Attentive or adjacent to the rachis, they are rare, isolated or associated with a medullary angioma: posterior and paraepinous, lateral parietal (intercostal space for example), costovertinal angle and hole of conjugation with or without epidural extension. They are often giant and very high flow, being able to be responsible in the young adult of a progressive medullary deficit by hemodétournement, by epidural or medullary venous hyperpressure, by spinal cord compression; elsewhere, they can induce heart failure or paravertebral subcutaneous mass. The scanner and the MRI specify the extension and the repercussion on the neighborhood tissues. Interventional radiology, an almost exclusive treatment, has transformed the prognosis of these malformations by attempting to eradicate them permanently.

COMPLEX FORMS:

Metameric:

They associate a spinal arteriovenous malformation, and especially intramedullary, to a cutaneous angiomatosis (plane angioma). Cobb syndrome is an example of this angiomatosis that associates a metameric angioma and a medullary angioma. The spinal localization MAV can be an intramedullary or perimedullary, dural, or AVM of the vertebral body. A superficial capillary malformation (plane angioma) is the skin marker in 20% of cases. The cervical and lumbosacral metameric space may extend to corresponding members, in a unilateral manner. The embolization treatment should be on the symptomatic segment. Medullary evolution is sometimes related to that of extravertebral angiomatosis: spinal haemorrhages have been observed during the progressive onset of arteriovenous malformation of an apparently isolated limb.

Disseminated:

Rendu-Osler-Weber syndrome corresponds to an autosomal dominant disseminated telangiectatic capillary malformation. The nasal and digestive mucosa are the site of telangiectasia that cause epistaxis and gastric bleeding.They can be associated with arteriovenous malformations of various locations frequently pulmonary but also intracranial or intraspinal.

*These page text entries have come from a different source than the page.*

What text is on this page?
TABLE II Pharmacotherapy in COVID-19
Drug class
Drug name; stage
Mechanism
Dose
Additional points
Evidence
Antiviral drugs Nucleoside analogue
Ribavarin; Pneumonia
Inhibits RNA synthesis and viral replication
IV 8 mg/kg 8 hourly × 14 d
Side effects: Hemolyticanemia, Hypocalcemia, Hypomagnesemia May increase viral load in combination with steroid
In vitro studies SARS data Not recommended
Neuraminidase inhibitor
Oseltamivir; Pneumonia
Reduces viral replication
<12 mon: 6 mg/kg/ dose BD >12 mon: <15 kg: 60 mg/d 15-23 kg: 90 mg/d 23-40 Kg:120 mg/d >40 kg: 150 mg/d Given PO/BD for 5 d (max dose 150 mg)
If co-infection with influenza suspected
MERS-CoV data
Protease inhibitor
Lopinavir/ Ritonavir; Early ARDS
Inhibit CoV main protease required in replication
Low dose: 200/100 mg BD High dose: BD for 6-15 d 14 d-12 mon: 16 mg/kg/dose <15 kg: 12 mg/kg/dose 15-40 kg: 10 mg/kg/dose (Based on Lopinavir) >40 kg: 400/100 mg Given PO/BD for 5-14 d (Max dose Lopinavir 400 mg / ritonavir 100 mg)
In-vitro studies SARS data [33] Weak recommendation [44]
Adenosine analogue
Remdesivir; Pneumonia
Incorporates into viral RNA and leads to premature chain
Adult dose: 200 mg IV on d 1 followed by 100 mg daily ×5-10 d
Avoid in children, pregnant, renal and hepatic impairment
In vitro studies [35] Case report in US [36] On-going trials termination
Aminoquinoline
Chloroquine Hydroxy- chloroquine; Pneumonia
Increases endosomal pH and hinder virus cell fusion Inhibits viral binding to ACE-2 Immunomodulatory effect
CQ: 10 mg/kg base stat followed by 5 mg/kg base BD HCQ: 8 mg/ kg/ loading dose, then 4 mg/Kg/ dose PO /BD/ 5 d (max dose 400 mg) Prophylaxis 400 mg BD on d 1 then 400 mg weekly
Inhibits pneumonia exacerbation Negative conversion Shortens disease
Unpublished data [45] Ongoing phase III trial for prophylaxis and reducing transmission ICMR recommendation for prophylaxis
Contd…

Modern imaging, advances in medullary arteriography, and the grouping of cases in specialized teams have led to a better understanding of the angioarchitecture, the exact location, the mechanism of medullary suffering, advancing the treatment of malformations. vascular, vertebromedullary

Vascular malformations, vertebromedullary are one of the many areas where interventional radiology has gradually become the treatment to consider in first intention. The importance of early diagnosis must be emphasized. If the indication of an arteriogram that will make the diagnosis of vascular malformation during an acute spinal cord neurology is obvious, it is quite different in case of progressive dorsolumbar myelopathy.

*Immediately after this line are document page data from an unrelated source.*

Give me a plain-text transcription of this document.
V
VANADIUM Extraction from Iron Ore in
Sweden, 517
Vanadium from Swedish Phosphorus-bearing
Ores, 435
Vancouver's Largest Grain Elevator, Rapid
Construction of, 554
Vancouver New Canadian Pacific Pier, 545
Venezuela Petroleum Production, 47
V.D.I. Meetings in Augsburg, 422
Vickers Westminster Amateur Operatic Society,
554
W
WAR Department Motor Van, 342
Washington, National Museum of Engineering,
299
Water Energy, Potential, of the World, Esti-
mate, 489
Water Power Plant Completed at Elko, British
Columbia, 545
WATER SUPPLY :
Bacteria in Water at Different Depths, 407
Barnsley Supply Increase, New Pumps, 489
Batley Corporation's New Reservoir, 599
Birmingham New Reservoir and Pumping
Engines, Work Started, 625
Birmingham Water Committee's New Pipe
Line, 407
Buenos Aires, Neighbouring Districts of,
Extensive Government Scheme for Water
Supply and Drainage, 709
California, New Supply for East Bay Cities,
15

Many of them remain unknown and therefore without treatment. We will end by giving an essential rule of conduct: any myelopathy, whatever the type and location, any unexplained and disabling radiculopathy, especially if it is mobile, must have an angiographic assessment, including cervicocephalic. Angiography today is at almost zero risk, and the greatest risk for the patient would be to miss a treatable vascular malformation.